Les rares curieux commencent à quitter les lieux, mais Rokia reste là, convaincue qu'un événement se prépare.

« On ne va pas tarder à rentrer, allez, petite sœur ! » l'encourage Thierno.

À contrecœur, elle se lève, mais soudain, la marée commence à s'agiter. Un tourbillon se forme avant que tout ne s'arrête. Ils se regardent, intrigués, puis reprennent place face au point d'eau.

Quelques minutes passent, et des poissons commencent à apparaître à la surface. Ils nagent paisiblement avant de se mettre à sauter dans tous les sens. Rokia et ses frères sont captivés.

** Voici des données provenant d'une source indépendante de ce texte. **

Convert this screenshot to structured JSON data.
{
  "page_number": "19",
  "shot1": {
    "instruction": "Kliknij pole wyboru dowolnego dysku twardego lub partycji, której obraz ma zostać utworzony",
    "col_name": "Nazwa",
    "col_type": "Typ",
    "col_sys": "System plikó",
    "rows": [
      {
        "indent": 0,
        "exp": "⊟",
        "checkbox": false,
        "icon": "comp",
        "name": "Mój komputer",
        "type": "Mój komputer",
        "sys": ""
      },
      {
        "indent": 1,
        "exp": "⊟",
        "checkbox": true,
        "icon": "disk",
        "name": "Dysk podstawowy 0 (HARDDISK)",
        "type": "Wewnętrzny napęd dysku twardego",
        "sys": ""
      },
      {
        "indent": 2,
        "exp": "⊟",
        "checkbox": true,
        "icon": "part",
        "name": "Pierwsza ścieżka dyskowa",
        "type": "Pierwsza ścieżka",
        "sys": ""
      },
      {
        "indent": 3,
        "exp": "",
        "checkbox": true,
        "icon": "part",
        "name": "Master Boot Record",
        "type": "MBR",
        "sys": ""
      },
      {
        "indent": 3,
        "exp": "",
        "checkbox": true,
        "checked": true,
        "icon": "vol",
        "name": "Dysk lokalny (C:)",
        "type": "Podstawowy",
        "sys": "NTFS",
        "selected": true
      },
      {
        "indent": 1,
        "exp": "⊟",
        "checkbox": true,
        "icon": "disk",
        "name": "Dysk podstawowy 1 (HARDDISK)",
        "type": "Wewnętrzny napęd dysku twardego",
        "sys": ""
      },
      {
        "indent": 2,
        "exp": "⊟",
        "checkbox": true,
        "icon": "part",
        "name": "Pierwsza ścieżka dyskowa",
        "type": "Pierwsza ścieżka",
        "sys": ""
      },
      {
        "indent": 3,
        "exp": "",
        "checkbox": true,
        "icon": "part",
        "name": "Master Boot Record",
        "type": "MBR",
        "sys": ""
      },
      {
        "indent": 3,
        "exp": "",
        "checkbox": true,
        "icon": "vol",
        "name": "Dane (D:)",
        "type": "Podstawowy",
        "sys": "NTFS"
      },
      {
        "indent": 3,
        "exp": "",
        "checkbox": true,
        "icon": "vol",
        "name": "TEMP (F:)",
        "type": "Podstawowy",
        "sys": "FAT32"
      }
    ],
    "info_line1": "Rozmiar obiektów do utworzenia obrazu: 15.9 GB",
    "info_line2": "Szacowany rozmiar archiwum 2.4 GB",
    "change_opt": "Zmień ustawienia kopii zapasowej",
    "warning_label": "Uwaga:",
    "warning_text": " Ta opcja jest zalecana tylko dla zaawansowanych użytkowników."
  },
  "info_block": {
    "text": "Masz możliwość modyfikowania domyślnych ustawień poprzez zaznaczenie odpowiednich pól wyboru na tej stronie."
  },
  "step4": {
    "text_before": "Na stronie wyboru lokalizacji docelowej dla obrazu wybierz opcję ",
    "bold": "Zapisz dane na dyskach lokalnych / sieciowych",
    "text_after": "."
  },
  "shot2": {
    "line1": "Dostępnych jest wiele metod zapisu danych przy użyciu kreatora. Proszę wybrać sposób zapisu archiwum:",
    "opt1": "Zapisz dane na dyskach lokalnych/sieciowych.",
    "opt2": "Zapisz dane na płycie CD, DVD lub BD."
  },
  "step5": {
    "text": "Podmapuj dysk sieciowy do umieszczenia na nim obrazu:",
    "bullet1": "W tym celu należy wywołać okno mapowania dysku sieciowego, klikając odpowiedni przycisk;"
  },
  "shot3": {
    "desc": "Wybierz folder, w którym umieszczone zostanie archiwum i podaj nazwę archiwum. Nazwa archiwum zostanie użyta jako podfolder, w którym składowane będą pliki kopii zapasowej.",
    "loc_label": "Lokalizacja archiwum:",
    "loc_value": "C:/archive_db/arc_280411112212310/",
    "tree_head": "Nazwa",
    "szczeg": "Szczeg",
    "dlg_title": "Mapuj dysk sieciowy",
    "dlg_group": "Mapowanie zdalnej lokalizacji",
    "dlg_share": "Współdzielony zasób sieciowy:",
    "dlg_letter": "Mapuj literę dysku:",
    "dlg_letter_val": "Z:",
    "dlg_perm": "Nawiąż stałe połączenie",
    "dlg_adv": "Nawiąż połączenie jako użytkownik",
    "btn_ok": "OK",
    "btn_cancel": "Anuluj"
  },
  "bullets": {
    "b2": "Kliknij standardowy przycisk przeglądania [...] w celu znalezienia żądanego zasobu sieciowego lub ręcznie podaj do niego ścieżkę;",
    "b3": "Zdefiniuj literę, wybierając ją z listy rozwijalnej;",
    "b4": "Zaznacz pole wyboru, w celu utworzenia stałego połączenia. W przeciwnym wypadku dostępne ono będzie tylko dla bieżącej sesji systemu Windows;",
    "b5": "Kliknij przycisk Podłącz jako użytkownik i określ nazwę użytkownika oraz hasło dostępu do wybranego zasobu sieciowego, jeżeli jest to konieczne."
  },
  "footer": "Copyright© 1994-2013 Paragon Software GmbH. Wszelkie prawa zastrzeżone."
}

« Heureusement qu'on n'est pas partis ! Ils s'illuminent, c'est un véritable bijou visuel ! » s'exclame Rokia, émerveillée.

Ce soir-là, l'eau n'est pas multicolore, mais le spectacle des poissons aux teintes éclatantes, vertes et violettes, est tout aussi fascinant. La nuit fait ressortir leurs couleurs de manière époustouflante. Les trois jeunes restent là, à admirer cette représentation unique. Malheureusement, toutes les belles choses ont une fin, et bientôt, les poissons retournent dans les profondeurs.

« Au moins, nous n'avons pas fait le déplacement pour rien. J'ai tout filmé pour garder ce souvenir magnifique ! » se réjouit Alassane.

Ils rentrent finalement chez eux, ne voulant pas trop tarder. Rokia a encore les yeux illuminés par les images de la soirée, un sourire aux lèvres.

À leur arrivée, ils se précipitent vers leur père, qui peine à croire ses oreilles en entendant leur récit. Ils tentent aussi de raconter à leur mère, mais elle est déjà plongée dans le sommeil, épuisée par sa journée. Sadio, le père, se dirige vers sa salle secrète, son sanctuaire.

« Bon, ce n'est pas tout, je retourne à mes occupations. » annonce-t-il.

« Tu vas faire quoi ? » s'enquiert Rokia, curieuse.

« Je vais faire des recherches sur mes cailloux, comme tu dis. »

Il lui sourit, réalisant peu à peu l'importance des mots qu'elle a prononcés.

« Tu ne peux vraiment pas t'en passer, Papa. Tu es en vacances. »

« Ça va, j'ai passé toute la journée sans rien toucher, Thierno. J'ai fait un effort aujourd'hui. »

« Rokia, viens, je vais te montrer quelque chose. »

Lorsqu'il l'invite dans sa salle spéciale pour étudier la gemmologie, l'excitation envahit Rokia. L'atmosphère est apaisante, avec des lumières tamisées qui créent une ambiance presque magique. Elle se dépêche de monter, impatiente de découvrir ce que son père a à lui montrer. En entrant dans la pièce, elle voit son père l'attendre, un sourire aux lèvres.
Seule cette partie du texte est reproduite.